Roscommon agree deal to use St Brigid's club as training centre for county teams

December 26, 2017

The St Brigid's and Padraig Pearses players parade before the 2016 Roscommon SFC final at Kiltoom.

by Declan Rooney

Roscommon GAA have signed a three-year deal with St Brigid's GAA club to use Kiltoom as their training base while they wait for the sod to be turned on their new training centre.

Ambitious plans to build a seven-pitch multi-sport training centre at Runnabracken near Oran were announced in 2010, but to date work has yet to commence on the centre of excellence, which will be named after the late Dermot Earley.

Planning permission was granted in November 2010 and 12 months ago Club Rossie launched a drive to raise funds for the project and said they expected work to commence on the facility last summer.

The purchase of the land was only fully completed in 2014 after some setbacks, but this week the project received a boost when it was confirmed that the government will be providing €111,500 to the project to go with the six figure sum raised in New York for the facility.

In the meantime Roscommon do not have their own training facility, and new County Board treasurer David O'Connor was adamant that the project will be going ahead.
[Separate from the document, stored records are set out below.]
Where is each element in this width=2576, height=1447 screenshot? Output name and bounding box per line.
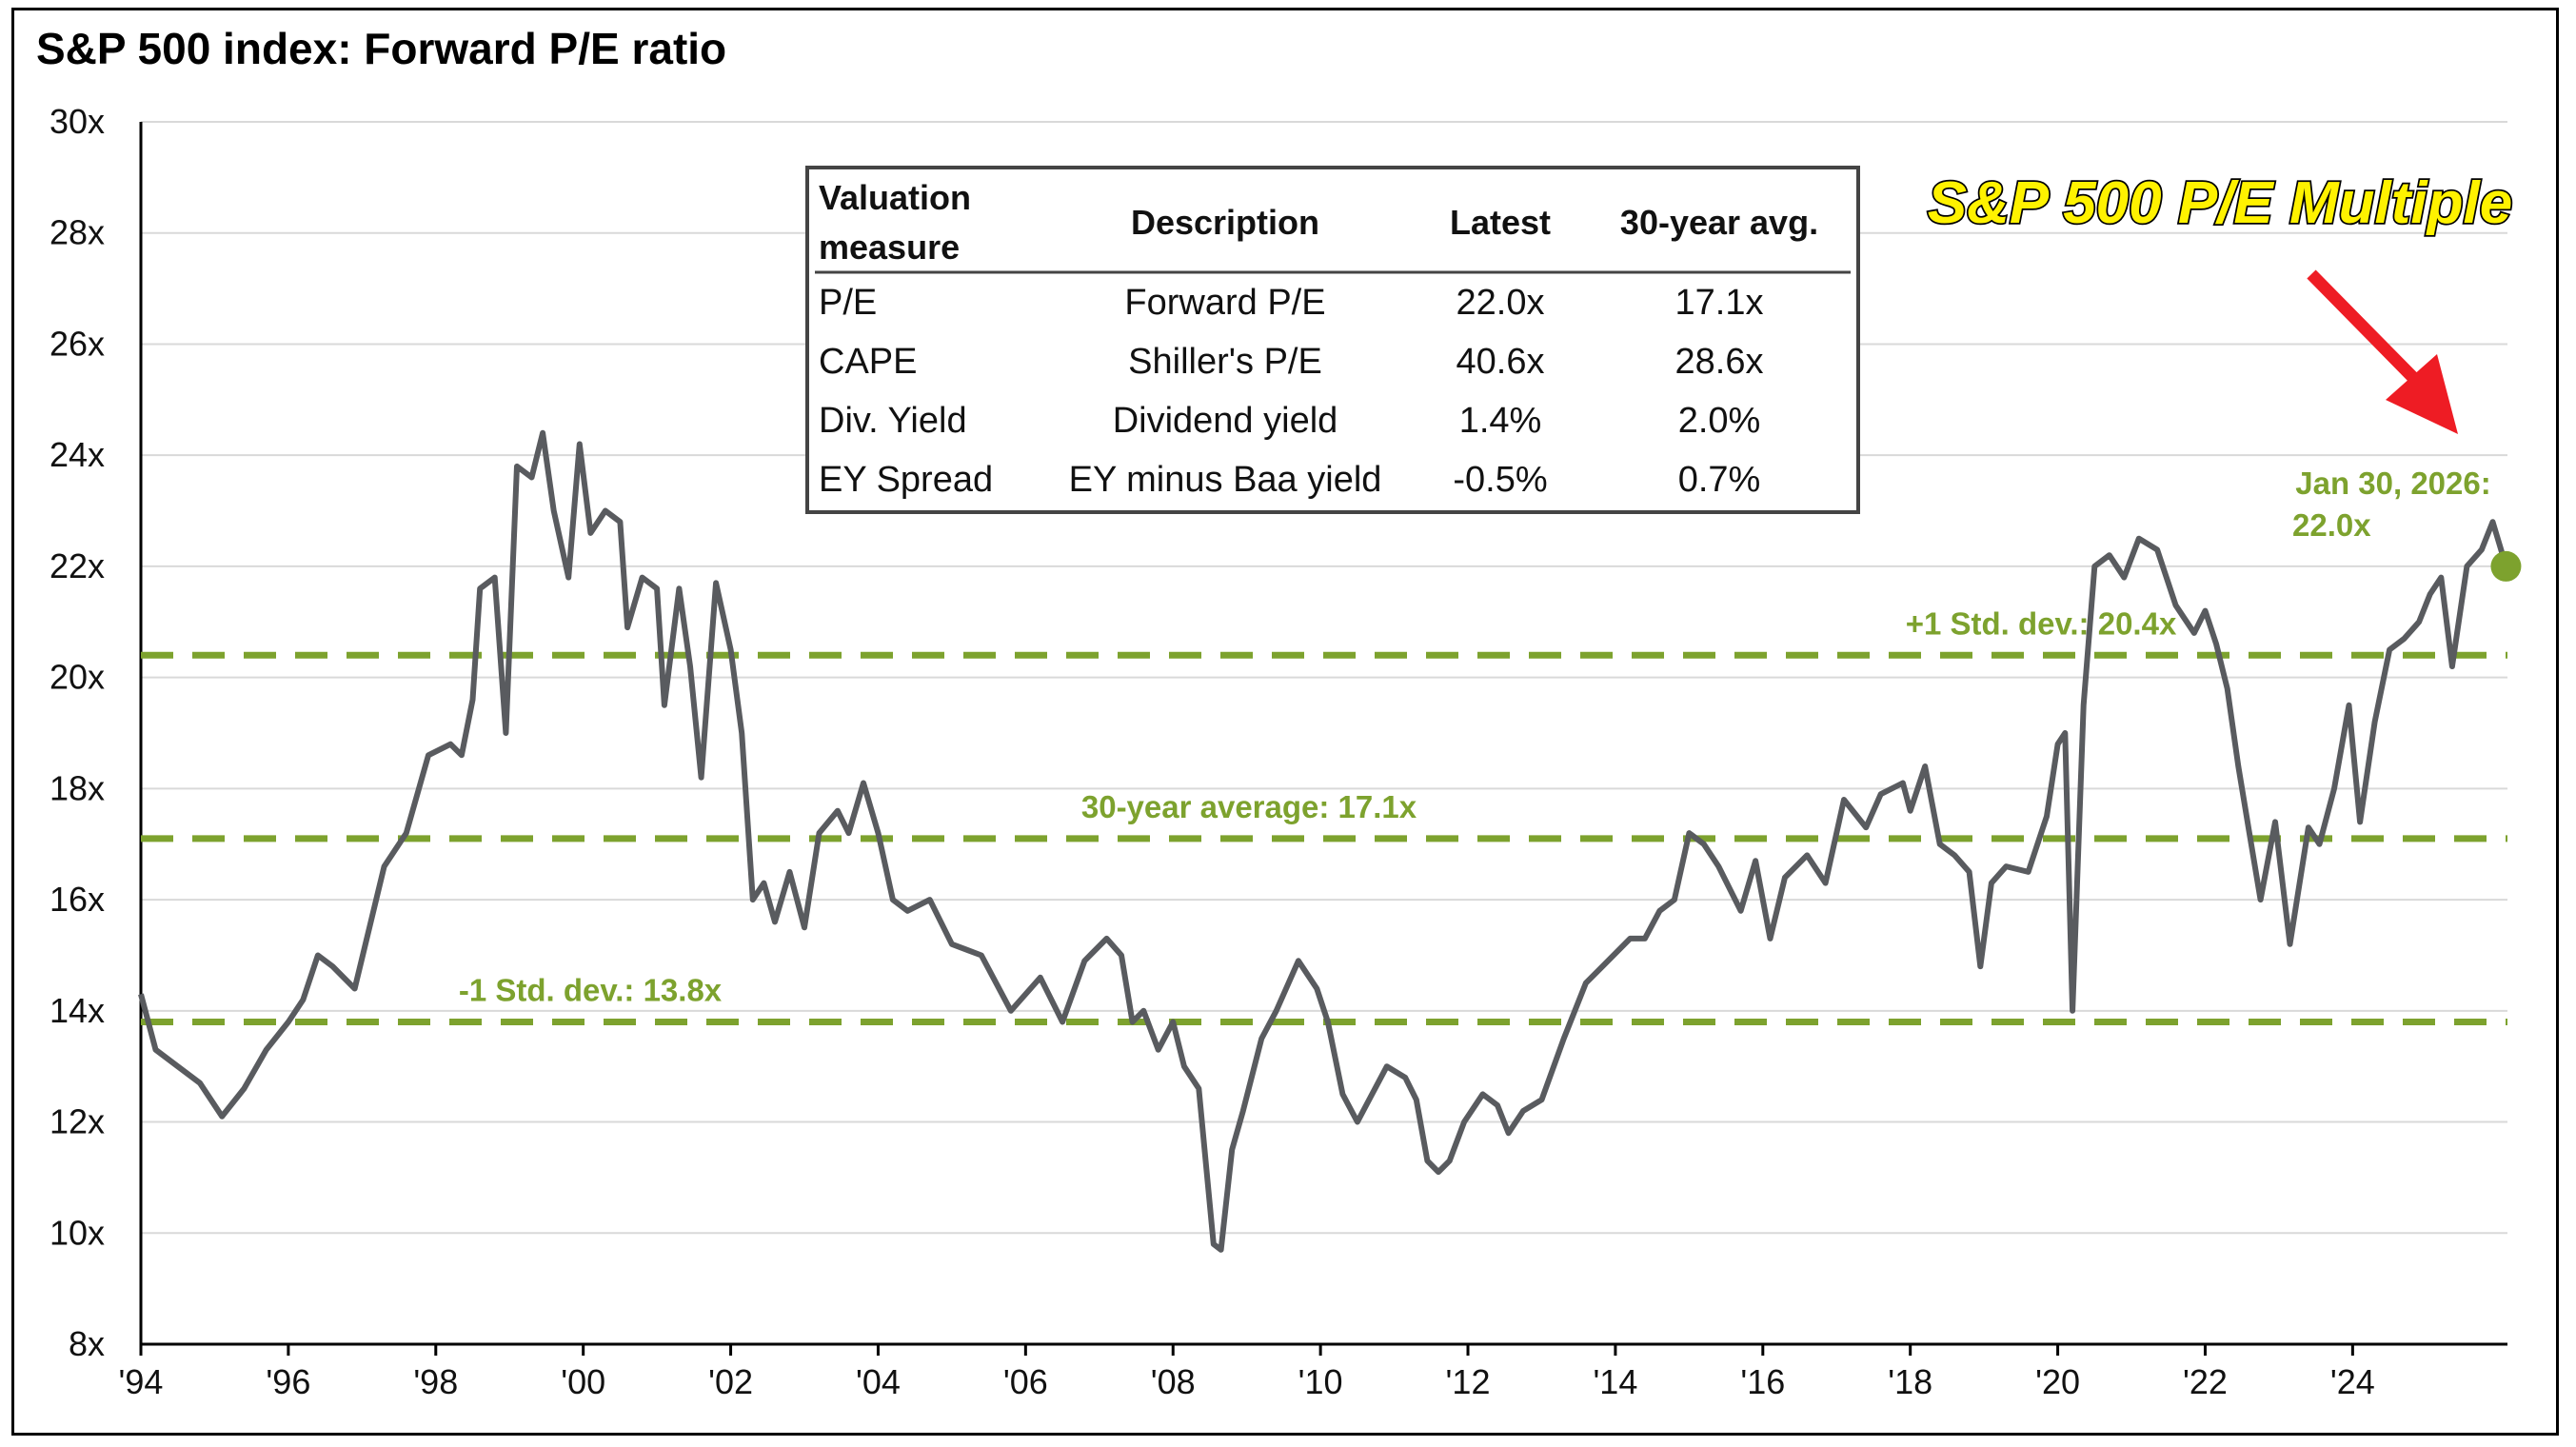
table-cell-description: Dividend yield — [1113, 401, 1338, 441]
x-tick-label: '12 — [1446, 1362, 1491, 1401]
table-cell-measure: P/E — [819, 283, 877, 323]
x-tick-label: '22 — [2183, 1362, 2228, 1401]
table-cell-measure: EY Spread — [819, 460, 993, 500]
table-cell-latest: -0.5% — [1453, 460, 1547, 500]
y-tick-label: 22x — [50, 546, 105, 585]
y-tick-label: 24x — [50, 435, 105, 474]
table-cell-measure: Div. Yield — [819, 401, 967, 441]
y-tick-label: 10x — [50, 1213, 105, 1252]
x-tick-label: '06 — [1003, 1362, 1048, 1401]
latest-point-marker — [2490, 550, 2522, 582]
y-tick-label: 14x — [50, 991, 105, 1030]
callout-arrow-shaft — [2307, 269, 2434, 399]
callout-title: S&P 500 P/E Multiple — [1928, 170, 2512, 236]
x-tick-label: '18 — [1888, 1362, 1932, 1401]
x-tick-label: '24 — [2330, 1362, 2375, 1401]
table-cell-description: Forward P/E — [1124, 283, 1325, 323]
y-tick-label: 12x — [50, 1102, 105, 1141]
table-cell-measure: CAPE — [819, 342, 917, 382]
y-tick-label: 28x — [50, 213, 105, 252]
table-cell-latest: 40.6x — [1456, 342, 1545, 382]
table-cell-avg: 2.0% — [1678, 401, 1761, 441]
table-cell-latest: 22.0x — [1456, 283, 1545, 323]
y-tick-label: 30x — [50, 102, 105, 141]
x-tick-label: '94 — [119, 1362, 164, 1401]
y-tick-label: 18x — [50, 768, 105, 807]
table-border — [805, 166, 1860, 514]
table-header-measure-line1: Valuation — [819, 178, 971, 217]
y-tick-label: 26x — [50, 324, 105, 363]
y-tick-label: 16x — [50, 880, 105, 919]
latest-point-label-line1: Jan 30, 2026: — [2295, 466, 2490, 501]
x-tick-label: '16 — [1740, 1362, 1785, 1401]
x-tick-label: '10 — [1298, 1362, 1343, 1401]
x-tick-label: '14 — [1593, 1362, 1637, 1401]
y-axis-ticks: 8x 10x 12x 14x 16x 18x 20x 22x 24x 26x 28x 30x — [50, 102, 105, 1363]
series-line-forward-pe — [138, 429, 2509, 1253]
latest-point-label-line2: 22.0x — [2292, 507, 2371, 543]
x-tick-label: '04 — [856, 1362, 901, 1401]
table-cell-avg: 28.6x — [1675, 342, 1764, 382]
table-cell-description: EY minus Baa yield — [1069, 460, 1382, 500]
table-header-avg: 30-year avg. — [1620, 203, 1818, 242]
x-tick-label: '96 — [266, 1362, 310, 1401]
x-tick-label: '00 — [561, 1362, 605, 1401]
reference-line-label: -1 Std. dev.: 13.8x — [459, 972, 723, 1007]
table-header-measure-line2: measure — [819, 228, 960, 267]
valuation-table: Valuation measure Description Latest 30-… — [805, 166, 1860, 514]
x-tick-label: '20 — [2035, 1362, 2080, 1401]
chart-frame — [11, 8, 2559, 1436]
reference-line-label: 30-year average: 17.1x — [1081, 789, 1417, 824]
table-cell-latest: 1.4% — [1459, 401, 1542, 441]
callout-arrow-head — [2386, 354, 2458, 434]
table-header-latest: Latest — [1450, 203, 1551, 242]
reference-lines: +1 Std. dev.: 20.4x 30-year average: 17.1… — [141, 605, 2507, 1025]
table-header-description: Description — [1131, 203, 1319, 242]
x-tick-label: '02 — [708, 1362, 753, 1401]
x-axis-ticks: '94 '96 '98 '00 '02 '04 '06 '08 '10 '12 '14 '16 '18 '… — [119, 1344, 2375, 1401]
chart-title: S&P 500 index: Forward P/E ratio — [36, 24, 727, 73]
y-tick-label: 20x — [50, 658, 105, 697]
reference-line-label: +1 Std. dev.: 20.4x — [1906, 605, 2177, 641]
table-cell-avg: 17.1x — [1675, 283, 1764, 323]
table-cell-avg: 0.7% — [1678, 460, 1761, 500]
x-tick-label: '08 — [1151, 1362, 1196, 1401]
table-cell-description: Shiller's P/E — [1128, 342, 1322, 382]
x-tick-label: '98 — [413, 1362, 458, 1401]
y-tick-label: 8x — [69, 1324, 105, 1363]
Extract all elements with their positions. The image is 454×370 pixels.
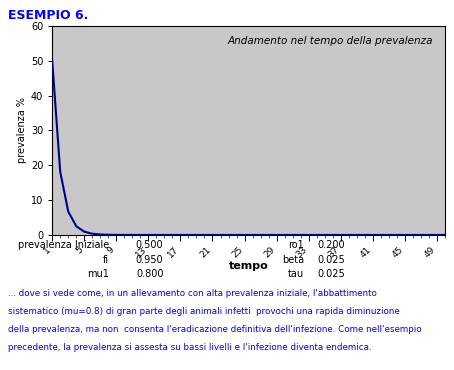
Text: ... dove si vede come, in un allevamento con alta prevalenza iniziale, l'abbatti: ... dove si vede come, in un allevamento… — [8, 289, 377, 298]
Text: beta: beta — [282, 255, 304, 265]
Text: sistematico (mu=0.8) di gran parte degli animali infetti  provochi una rapida di: sistematico (mu=0.8) di gran parte degli… — [8, 307, 400, 316]
Text: precedente, la prevalenza si assesta su bassi livelli e l'infezione diventa ende: precedente, la prevalenza si assesta su … — [8, 343, 372, 352]
Text: tau: tau — [288, 269, 304, 279]
Text: 0.500: 0.500 — [136, 240, 163, 250]
Text: fi: fi — [103, 255, 109, 265]
Y-axis label: prevalenza %: prevalenza % — [17, 97, 27, 164]
Text: ESEMPIO 6.: ESEMPIO 6. — [8, 9, 89, 22]
Text: 0.200: 0.200 — [317, 240, 345, 250]
Text: 0.950: 0.950 — [136, 255, 163, 265]
Text: prevalenza Iniziale: prevalenza Iniziale — [18, 240, 109, 250]
Text: della prevalenza, ma non  consenta l'eradicazione definitiva dell'infezione. Com: della prevalenza, ma non consenta l'erad… — [8, 325, 422, 334]
Text: Andamento nel tempo della prevalenza: Andamento nel tempo della prevalenza — [227, 36, 433, 46]
Text: mu1: mu1 — [87, 269, 109, 279]
Text: 0.025: 0.025 — [317, 255, 345, 265]
X-axis label: tempo: tempo — [229, 261, 268, 271]
Text: ro1: ro1 — [288, 240, 304, 250]
Text: 0.025: 0.025 — [317, 269, 345, 279]
Text: 0.800: 0.800 — [136, 269, 163, 279]
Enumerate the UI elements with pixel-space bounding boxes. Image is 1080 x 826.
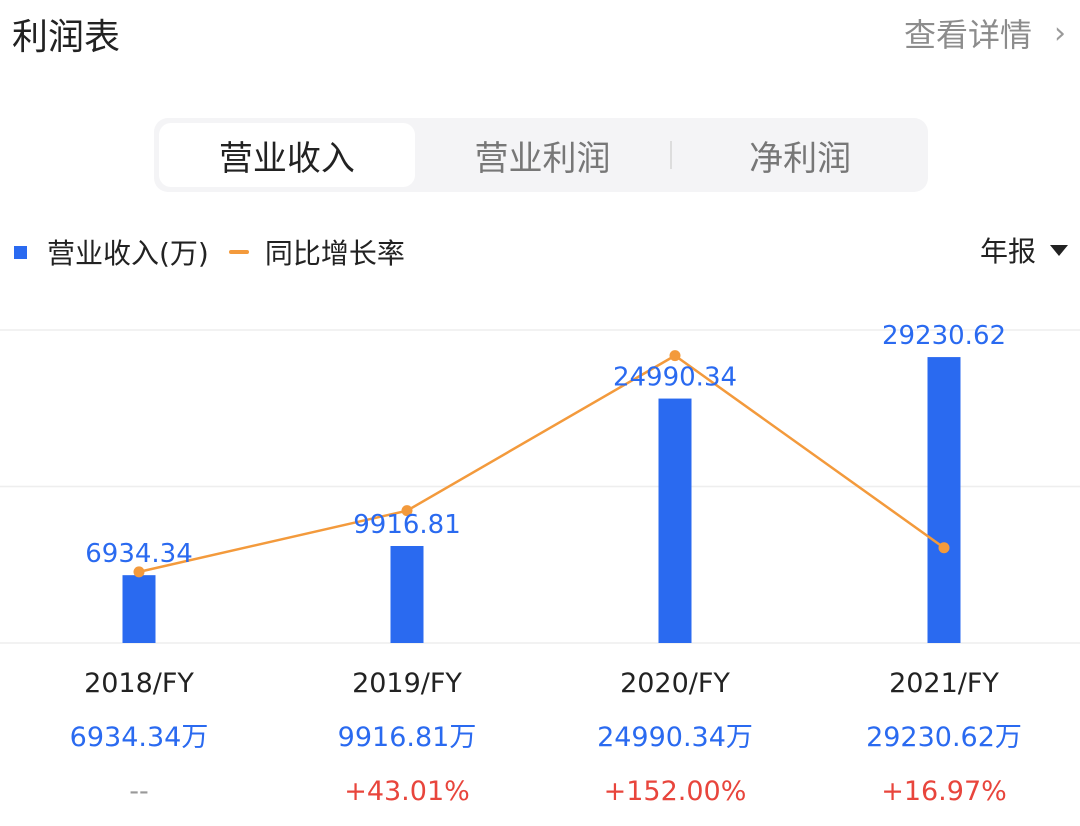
legend-bar-label: 营业收入(万) — [47, 237, 209, 270]
header: 利润表 查看详情 › — [0, 0, 1080, 70]
bar[interactable] — [658, 398, 692, 643]
growth-line — [133, 350, 950, 578]
growth-rate-value: +152.00% — [604, 776, 747, 807]
page-title: 利润表 — [12, 17, 121, 58]
tab-divider — [670, 141, 673, 169]
chevron-right-icon: › — [1054, 15, 1066, 51]
period-selector[interactable]: 年报 — [980, 230, 1068, 270]
growth-point[interactable] — [133, 566, 145, 578]
tab-label: 净利润 — [749, 138, 852, 179]
x-tick-label: 2020/FY — [620, 668, 730, 699]
chart-grid — [0, 329, 1080, 644]
view-detail-link[interactable]: 查看详情 › — [904, 10, 1066, 56]
tab-net-profit[interactable]: 净利润 — [672, 123, 928, 187]
view-detail-label: 查看详情 — [903, 16, 1032, 54]
tab-operating-revenue[interactable]: 营业收入 — [159, 123, 415, 187]
chart-labels: 6934.34 9916.81 24990.34 29230.62 2018/FY 693… — [70, 321, 1022, 807]
bar[interactable] — [122, 575, 156, 643]
growth-rate-value: -- — [129, 776, 149, 807]
tab-label: 营业收入 — [218, 138, 355, 179]
legend-line-marker — [228, 250, 249, 254]
revenue-value: 29230.62万 — [866, 722, 1022, 753]
bar[interactable] — [390, 546, 424, 643]
x-tick-label: 2018/FY — [84, 668, 194, 699]
chart-bars — [122, 357, 961, 643]
bar-value-label: 9916.81 — [353, 510, 461, 540]
bar-value-label: 29230.62 — [882, 321, 1006, 351]
bar-value-label: 6934.34 — [85, 539, 193, 569]
x-tick-label: 2019/FY — [352, 668, 462, 699]
caret-down-icon — [1050, 244, 1068, 256]
tab-operating-profit[interactable]: 营业利润 — [415, 123, 671, 187]
chart-legend: 营业收入(万) 同比增长率 — [14, 232, 405, 272]
legend-line-label: 同比增长率 — [264, 237, 405, 270]
tab-label: 营业利润 — [474, 138, 611, 179]
growth-point[interactable] — [938, 542, 950, 554]
bar-value-label: 24990.34 — [613, 363, 737, 393]
revenue-value: 9916.81万 — [338, 722, 477, 753]
revenue-value: 6934.34万 — [70, 722, 209, 753]
x-tick-label: 2021/FY — [889, 668, 999, 699]
metric-tabs: 营业收入 营业利润 净利润 — [154, 118, 928, 192]
growth-rate-value: +16.97% — [881, 776, 1007, 807]
growth-line-path — [138, 354, 945, 574]
period-label: 年报 — [979, 235, 1036, 268]
growth-point[interactable] — [401, 505, 413, 517]
revenue-value: 24990.34万 — [597, 722, 753, 753]
growth-point[interactable] — [669, 350, 681, 362]
growth-rate-value: +43.01% — [344, 776, 470, 807]
legend-bar-marker — [14, 245, 27, 259]
bar[interactable] — [927, 357, 961, 643]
However, McStay said he was delighted to now have a short term place to call home.

"We don't own a bulb, or a square foot of grass to call our own for training purposes. This is a major issue, and this is why the Runnabracken row is a big issue, and why the Hyde Park row was previously," said McStay.

"We have nowhere to train, we have nowhere to call our home. To alleviate that, we've entered into an agreement that for three years, Kiltoom will be our hub, we've signed off on that and both sides are delighted.

"We had no other choice. We need lights, we need a pitch, we have to have that option. But it takes place in the overall context of another significant reduction in the senior budget. This is going to filter down to all the grades, because we're a smaller county and we don't have the resources that the bigger counties have.

"To me, this is where a revolution has to happen in the GAA. Eventually the Roscommons, Leitrims and other smaller counties are going to run out of resources unless they remodel all the finances within the GAA, I can't see any other way".